Und schließlich ist da natürlich Dr. Winter. Ein kitschiger McDreamy des Herzpavillions oder (für die älteren unter uns) der Sascha Hehn der Schwarzwaldklinik. Er ist die Sonne und Lichtgestalt, um die auf der Station alles und jede, zu guter letzt auch die Erzählerin kreist. Sein Name könnte aus einem Schundheftchen stammen – ebenso wie die ihm zur Seite gestellte Schwester Beatrice.
Credits.
Damit kokettiert die Autorin auch. Sie wollte den Arztroman auf die Schippe nehmen, und auch wieder nicht, erzählt sie, das Genre sozusagen auf eine ernste Stufe hieven. Und fügt hinzu: Ein Balanceakt.

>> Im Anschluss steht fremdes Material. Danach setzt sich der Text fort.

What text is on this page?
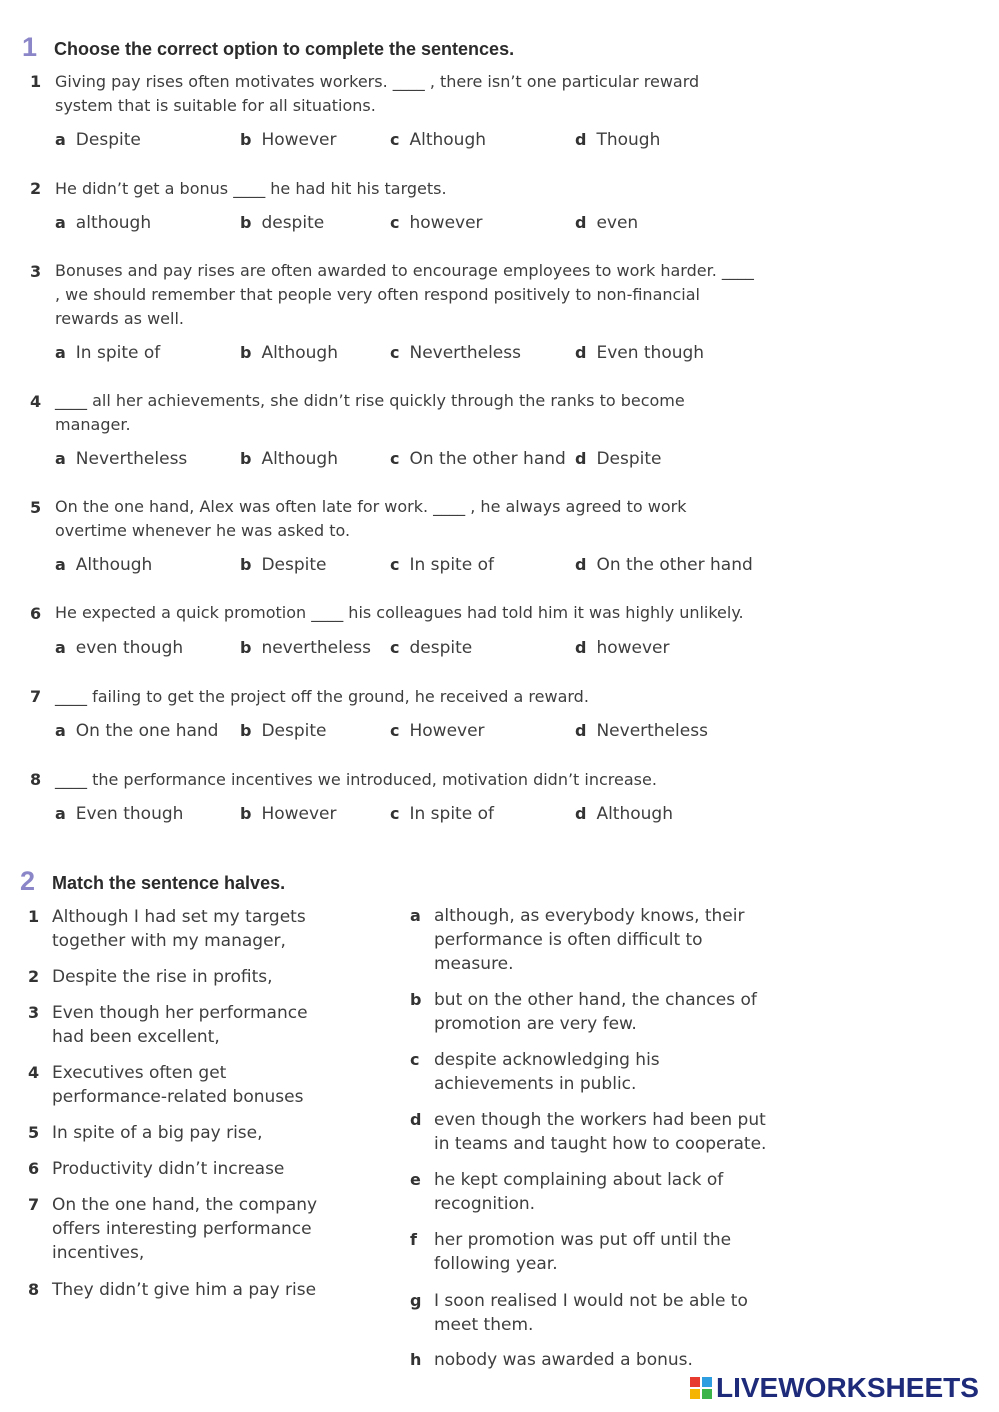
1 Choose the correct option to complete the sentences.
1 Giving pay rises often motivates workers. ____ , there isn’t one particular reward system that is suitable for all situations.
a Despite	b However	c Although	d Though
2 He didn’t get a bonus ____ he had hit his targets.
a although	b despite	c however	d even
3 Bonuses and pay rises are often awarded to encourage employees to work harder. ____ , we should remember that people very often respond positively to non-financial rewards as well.
a In spite of	b Although	c Nevertheless	d Even though
4 ____ all her achievements, she didn’t rise quickly through the ranks to become manager.
a Nevertheless	b Although	c On the other hand d Despite
5 On the one hand, Alex was often late for work. ____ , he always agreed to work overtime whenever he was asked to.
a Although	b Despite	c In spite of	d On the other hand
6 He expected a quick promotion ____ his colleagues had told him it was highly unlikely.
a even though	b nevertheless c despite	d however
7 ____ failing to get the project off the ground, he received a reward.
a On the one hand b Despite	c However	d Nevertheless
8 ____ the performance incentives we introduced, motivation didn’t increase.
a Even though	b However	c In spite of	d Although
2 Match the sentence halves.
1 Although I had set my targets together with my manager,
2 Despite the rise in profits,
3 Even though her performance had been excellent,
4 Executives often get performance-related bonuses
5 In spite of a big pay rise,
6 Productivity didn’t increase
7 On the one hand, the company offers interesting performance incentives,
8 They didn’t give him a pay rise
a although, as everybody knows, their performance is often difficult to measure.
b but on the other hand, the chances of promotion are very few.
c despite acknowledging his achievements in public.
d even though the workers had been put in teams and taught how to cooperate.
e he kept complaining about lack of recognition.
f her promotion was put off until the following year.
g I soon realised I would not be able to meet them.
h nobody was awarded a bonus.
LIVEWORKSHEETS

Das Ernsthafte ist ihr gelungen, die Persiflage ebenso. Einzig die Szenen, in der es zur Annährung zwischen Dr. Winter und der jungen Patientin kommt, sind allzu traumhaft und entrückt – vor allem im Gegensatz zum sonstigen, im Roman vorherrschenden Realismus. Insgesamt: ein Buch mit Sogwirkung und zum Amüsieren.
Entstanden im übrigen aus einer Wortlaut-Kurzgeschichte. Letztes Jahr ist Anna-Elisabeth Mayer mit ihrer Einsendung „Reden ist Silber“ unter die besten zehn gekommen. Die Short Story behandelte mehr oder weniger den Beginn des Romans. Schnell war aber klar, dass da mehr rauszuholen ist. Und das hat sie, quasi schreibanfallsartig wie sie sagt, auch gemacht.